Review of The Devil I Know by Claire Kilroy (Faber and Faber, 2012)

Tristram St Lawrence, the son of the Twelfth Earl of Howth, has been living in exile and working as a translator when the transatlantic flight he is on makes an emergency landing in Dublin in 2006.  In an airport hotel he meets Dessie Hickey, a former classmate from school, now a builder-cum-developer.  Tristram’s employer and sponsor, the financier, Monsieur Deauville, is interested in Ireland’s boom and Hickey’s prospects.  He instructs a reluctant Tristram to set up Castle Holdings and to finance Hickey’s scheme to develop a large site in Howth, to the north of the city.  Soon Dessie and Tristram are funnelling European investment money into a shoddy development, bribing politicians, and have become involved in an investment consortium buying up properties in the UK, Europe, the Middle East and China.  Then the Lehman Brothers bank collapses ...

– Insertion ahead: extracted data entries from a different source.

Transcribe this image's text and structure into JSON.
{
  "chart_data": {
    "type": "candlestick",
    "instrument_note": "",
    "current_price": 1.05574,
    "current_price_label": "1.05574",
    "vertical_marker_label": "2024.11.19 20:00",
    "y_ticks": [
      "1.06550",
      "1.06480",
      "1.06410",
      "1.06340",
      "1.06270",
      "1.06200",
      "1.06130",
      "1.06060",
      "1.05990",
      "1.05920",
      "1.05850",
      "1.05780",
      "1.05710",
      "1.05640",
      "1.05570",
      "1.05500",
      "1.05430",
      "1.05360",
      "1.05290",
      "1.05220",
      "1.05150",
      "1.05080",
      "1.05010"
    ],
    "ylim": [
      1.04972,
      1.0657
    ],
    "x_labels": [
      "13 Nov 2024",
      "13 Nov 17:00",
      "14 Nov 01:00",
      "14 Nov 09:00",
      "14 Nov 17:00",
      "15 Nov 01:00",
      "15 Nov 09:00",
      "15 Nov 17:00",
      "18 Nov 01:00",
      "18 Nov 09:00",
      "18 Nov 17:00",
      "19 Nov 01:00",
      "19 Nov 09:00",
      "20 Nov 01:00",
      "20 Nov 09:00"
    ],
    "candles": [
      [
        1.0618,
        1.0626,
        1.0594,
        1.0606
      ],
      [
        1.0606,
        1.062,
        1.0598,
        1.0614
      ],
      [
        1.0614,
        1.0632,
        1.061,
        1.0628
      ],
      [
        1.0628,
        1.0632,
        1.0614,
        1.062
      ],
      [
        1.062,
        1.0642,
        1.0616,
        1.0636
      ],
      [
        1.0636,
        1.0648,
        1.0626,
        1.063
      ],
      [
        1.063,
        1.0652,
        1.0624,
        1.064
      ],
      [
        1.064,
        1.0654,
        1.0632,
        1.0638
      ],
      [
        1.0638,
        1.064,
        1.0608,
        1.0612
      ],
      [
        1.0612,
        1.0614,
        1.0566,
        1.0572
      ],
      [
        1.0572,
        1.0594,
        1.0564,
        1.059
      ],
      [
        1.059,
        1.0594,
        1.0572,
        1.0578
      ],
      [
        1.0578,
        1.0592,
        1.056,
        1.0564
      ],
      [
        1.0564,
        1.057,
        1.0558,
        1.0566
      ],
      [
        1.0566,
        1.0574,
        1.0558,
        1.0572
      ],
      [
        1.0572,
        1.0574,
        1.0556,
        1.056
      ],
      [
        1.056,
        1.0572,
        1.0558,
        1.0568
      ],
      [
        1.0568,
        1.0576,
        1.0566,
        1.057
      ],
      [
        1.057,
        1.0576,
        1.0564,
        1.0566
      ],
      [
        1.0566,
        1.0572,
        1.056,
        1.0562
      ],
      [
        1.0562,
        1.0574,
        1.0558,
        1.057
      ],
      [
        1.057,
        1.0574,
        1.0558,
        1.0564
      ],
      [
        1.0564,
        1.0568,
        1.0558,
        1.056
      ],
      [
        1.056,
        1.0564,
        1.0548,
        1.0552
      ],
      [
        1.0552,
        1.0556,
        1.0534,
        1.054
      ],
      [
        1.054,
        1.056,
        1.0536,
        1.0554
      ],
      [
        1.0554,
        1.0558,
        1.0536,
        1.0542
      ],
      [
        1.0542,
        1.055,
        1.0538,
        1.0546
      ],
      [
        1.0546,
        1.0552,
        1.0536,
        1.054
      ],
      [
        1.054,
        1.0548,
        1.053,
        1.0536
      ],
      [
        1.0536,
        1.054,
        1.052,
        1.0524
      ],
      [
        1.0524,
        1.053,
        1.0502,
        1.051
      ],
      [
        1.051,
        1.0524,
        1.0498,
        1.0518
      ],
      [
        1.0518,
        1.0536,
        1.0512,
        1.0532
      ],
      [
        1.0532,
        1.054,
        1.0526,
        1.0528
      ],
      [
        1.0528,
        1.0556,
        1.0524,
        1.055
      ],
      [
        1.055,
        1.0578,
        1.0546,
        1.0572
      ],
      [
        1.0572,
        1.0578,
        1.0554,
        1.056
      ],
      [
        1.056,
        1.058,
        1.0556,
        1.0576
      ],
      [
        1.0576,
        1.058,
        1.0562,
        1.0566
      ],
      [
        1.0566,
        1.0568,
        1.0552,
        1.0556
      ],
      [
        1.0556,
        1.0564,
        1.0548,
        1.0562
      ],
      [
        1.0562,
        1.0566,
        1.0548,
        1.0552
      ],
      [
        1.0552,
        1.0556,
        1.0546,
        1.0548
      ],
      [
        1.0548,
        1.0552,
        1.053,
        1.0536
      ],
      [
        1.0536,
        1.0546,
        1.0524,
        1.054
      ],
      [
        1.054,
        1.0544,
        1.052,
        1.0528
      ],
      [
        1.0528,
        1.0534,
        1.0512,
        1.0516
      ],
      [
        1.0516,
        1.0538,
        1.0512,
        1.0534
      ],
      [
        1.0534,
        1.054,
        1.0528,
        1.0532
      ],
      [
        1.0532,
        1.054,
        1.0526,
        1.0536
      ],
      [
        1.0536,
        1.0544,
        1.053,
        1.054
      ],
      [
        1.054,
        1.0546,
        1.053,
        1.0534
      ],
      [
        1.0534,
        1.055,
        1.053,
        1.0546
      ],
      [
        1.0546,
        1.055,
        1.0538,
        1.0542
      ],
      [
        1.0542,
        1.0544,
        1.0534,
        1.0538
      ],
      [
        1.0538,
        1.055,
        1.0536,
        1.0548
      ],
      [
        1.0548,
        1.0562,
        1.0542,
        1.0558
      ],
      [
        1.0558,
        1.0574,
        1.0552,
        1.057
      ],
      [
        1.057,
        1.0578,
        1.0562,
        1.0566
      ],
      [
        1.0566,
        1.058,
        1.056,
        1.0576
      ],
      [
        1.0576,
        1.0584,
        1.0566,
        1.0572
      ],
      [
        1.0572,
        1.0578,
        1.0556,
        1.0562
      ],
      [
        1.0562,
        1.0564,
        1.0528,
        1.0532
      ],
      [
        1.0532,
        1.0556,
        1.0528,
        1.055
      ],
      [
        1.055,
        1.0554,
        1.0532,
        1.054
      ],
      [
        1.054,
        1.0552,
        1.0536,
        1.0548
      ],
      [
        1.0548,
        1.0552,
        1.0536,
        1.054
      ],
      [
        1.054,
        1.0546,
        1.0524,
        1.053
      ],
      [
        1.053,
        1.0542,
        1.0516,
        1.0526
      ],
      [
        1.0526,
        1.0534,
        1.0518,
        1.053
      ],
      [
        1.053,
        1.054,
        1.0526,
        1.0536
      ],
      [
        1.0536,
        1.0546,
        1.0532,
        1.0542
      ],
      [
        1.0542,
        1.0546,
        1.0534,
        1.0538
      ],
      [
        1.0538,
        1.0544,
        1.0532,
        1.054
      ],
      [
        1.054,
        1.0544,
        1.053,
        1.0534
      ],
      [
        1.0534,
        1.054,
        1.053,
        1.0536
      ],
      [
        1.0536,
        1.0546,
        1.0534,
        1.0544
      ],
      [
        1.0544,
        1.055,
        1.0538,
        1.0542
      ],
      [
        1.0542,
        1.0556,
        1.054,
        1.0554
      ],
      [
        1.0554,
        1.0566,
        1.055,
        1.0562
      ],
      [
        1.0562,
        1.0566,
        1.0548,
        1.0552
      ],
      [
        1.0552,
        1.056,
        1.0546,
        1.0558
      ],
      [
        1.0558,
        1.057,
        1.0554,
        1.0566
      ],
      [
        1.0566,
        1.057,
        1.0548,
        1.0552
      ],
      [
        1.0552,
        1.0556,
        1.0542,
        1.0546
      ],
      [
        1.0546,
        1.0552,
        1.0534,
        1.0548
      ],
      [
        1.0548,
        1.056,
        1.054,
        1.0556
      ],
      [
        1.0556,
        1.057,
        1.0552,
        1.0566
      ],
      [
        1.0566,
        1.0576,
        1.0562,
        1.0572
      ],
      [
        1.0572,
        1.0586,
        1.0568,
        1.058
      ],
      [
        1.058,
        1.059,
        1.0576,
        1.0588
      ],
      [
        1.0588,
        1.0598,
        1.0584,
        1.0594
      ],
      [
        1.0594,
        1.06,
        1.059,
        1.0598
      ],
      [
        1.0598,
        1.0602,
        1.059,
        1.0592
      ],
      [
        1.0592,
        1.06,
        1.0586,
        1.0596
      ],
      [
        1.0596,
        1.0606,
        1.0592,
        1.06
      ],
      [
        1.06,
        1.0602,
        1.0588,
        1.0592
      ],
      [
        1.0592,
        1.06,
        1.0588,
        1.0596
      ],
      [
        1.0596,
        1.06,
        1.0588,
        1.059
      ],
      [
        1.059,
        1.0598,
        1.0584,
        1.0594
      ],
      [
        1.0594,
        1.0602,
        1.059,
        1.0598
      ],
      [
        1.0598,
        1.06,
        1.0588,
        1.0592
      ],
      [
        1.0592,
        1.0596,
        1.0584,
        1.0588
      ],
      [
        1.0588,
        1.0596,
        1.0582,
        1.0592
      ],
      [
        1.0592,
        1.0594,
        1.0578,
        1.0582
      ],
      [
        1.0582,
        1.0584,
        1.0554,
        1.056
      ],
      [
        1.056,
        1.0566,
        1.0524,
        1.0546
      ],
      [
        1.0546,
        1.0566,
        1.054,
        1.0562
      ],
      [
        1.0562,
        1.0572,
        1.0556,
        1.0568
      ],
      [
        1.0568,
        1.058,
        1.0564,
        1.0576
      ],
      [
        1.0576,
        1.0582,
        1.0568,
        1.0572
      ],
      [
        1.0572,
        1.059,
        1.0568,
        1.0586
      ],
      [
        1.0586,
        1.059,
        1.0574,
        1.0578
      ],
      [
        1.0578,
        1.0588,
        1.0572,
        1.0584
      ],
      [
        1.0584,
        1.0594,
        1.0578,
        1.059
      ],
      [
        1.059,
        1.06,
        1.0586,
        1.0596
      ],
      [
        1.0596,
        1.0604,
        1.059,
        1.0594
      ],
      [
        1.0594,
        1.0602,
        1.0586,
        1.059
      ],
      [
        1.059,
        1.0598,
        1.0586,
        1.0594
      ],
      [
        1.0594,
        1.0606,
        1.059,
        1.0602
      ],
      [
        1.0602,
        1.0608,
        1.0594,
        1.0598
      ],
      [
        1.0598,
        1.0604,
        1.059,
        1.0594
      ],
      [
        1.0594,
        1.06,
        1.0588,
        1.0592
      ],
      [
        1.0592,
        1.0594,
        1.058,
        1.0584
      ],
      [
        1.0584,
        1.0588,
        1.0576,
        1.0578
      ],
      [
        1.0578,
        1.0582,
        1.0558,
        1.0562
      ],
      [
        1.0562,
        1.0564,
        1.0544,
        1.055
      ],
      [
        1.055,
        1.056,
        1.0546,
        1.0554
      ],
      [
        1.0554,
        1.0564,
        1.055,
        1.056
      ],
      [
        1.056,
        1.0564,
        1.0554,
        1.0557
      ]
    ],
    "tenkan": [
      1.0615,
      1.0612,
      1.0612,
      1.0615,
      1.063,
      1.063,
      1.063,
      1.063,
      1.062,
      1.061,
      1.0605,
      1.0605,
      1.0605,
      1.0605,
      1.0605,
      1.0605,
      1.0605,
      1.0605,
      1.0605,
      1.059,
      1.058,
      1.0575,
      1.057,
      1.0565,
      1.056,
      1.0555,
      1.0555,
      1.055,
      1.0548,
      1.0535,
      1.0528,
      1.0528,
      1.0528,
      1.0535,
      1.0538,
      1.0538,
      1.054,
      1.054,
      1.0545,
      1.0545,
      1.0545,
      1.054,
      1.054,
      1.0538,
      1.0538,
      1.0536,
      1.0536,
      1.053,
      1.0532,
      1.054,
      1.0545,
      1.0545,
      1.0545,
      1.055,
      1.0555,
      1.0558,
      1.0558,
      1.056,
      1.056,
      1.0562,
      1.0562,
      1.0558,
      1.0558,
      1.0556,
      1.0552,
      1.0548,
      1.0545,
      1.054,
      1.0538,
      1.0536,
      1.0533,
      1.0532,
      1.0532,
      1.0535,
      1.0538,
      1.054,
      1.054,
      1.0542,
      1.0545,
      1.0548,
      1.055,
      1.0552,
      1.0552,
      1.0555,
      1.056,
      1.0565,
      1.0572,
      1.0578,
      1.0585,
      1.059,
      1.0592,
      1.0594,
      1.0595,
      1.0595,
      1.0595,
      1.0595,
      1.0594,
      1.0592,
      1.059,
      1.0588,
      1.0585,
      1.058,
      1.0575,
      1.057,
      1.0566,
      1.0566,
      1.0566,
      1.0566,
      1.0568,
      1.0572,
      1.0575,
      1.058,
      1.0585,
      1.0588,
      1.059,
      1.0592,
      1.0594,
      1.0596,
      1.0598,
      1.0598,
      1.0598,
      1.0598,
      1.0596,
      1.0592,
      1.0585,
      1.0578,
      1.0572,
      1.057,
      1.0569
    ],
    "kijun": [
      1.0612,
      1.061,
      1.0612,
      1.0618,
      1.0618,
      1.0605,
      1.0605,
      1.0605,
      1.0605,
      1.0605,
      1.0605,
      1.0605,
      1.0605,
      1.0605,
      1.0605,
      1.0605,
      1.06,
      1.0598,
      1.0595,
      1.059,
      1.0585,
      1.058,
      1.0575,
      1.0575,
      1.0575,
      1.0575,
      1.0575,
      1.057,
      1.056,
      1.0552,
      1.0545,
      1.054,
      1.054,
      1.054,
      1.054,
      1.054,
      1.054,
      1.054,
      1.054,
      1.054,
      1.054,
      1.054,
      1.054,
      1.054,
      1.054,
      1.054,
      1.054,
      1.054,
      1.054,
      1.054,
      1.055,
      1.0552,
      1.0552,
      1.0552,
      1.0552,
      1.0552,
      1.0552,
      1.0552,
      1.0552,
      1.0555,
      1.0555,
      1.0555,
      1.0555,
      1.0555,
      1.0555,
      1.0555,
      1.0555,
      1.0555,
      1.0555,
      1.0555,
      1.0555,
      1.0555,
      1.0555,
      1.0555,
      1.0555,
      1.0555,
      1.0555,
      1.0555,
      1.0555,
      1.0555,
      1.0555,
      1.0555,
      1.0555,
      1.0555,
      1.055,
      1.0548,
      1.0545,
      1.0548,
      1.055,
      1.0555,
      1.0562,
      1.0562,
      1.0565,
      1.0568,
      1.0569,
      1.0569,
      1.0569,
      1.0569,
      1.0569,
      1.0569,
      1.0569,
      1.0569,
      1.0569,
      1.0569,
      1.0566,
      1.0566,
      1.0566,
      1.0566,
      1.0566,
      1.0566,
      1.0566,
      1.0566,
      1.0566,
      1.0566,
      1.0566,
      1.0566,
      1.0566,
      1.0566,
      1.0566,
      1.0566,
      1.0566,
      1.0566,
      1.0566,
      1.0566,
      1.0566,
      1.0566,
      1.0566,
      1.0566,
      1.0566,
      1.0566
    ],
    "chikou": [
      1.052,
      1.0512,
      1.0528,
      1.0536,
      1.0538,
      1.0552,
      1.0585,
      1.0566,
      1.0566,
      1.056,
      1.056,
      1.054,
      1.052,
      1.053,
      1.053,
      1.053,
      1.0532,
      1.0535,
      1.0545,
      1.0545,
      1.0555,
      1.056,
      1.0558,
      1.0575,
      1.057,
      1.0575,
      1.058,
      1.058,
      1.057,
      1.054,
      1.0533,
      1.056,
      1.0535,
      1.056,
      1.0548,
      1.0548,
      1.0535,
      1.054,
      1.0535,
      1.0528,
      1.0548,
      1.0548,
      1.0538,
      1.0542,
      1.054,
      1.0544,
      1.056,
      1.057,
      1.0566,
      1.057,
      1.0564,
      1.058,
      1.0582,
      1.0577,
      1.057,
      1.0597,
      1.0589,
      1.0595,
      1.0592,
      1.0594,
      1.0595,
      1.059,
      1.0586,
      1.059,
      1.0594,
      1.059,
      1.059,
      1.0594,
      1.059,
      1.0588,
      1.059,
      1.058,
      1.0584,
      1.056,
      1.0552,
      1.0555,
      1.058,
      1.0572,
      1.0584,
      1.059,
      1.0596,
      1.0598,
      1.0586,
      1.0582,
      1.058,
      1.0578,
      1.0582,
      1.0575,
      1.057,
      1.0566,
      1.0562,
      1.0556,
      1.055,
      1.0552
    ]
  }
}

The Devil I Know is a Faustian, allegorical and satirical tale of the boom and bust in Ireland told through the eyes of Tristram St Lawrence and his tragic foray into property development in the dying days of the Celtic Tiger.  Setting the book in the two weeks leading up to the centenary of the 1916 uprising, the catalyst for independence, and using the narrative form of a testimony at an inquiry were inspired choices, setting the excesses of the Celtic Tiger and the loss economic sovereignty against the quest for self-determination, and framing the tale so it speaks directly to the reader.  Kilroy’s prose is light, expressive and witty, and she keeps the story moving at fair clip.  The plot captures the characters (the deluded, naive investor; the jack-the-lad builder/property developer; the social climbing wife, the crooked politician; the greedy corporate financiers; and the faceless European backers), scams, sentiments, rhetoric, politics and naivety of the boom and the disbelief and unworldliness of the crash.  The only bits that seemed to jar a little were the ending, where the story switches to a slightly different, more fantastical register, the lack of any ordinary folk and their role in the property frenzy beyond one scene where they clamour to put down deposits on shoe-box apartments, and the Anglo-Irish background of Tristram, who is portrayed as something of an innocent and deluded dupe, swept along by the party; the Anglo-Irish gentry are not traditionally played in this victim role, although the inversion is interesting in and of itself.  Overall, an entertaining and enjoyable tale of modern Ireland’s rise and fall.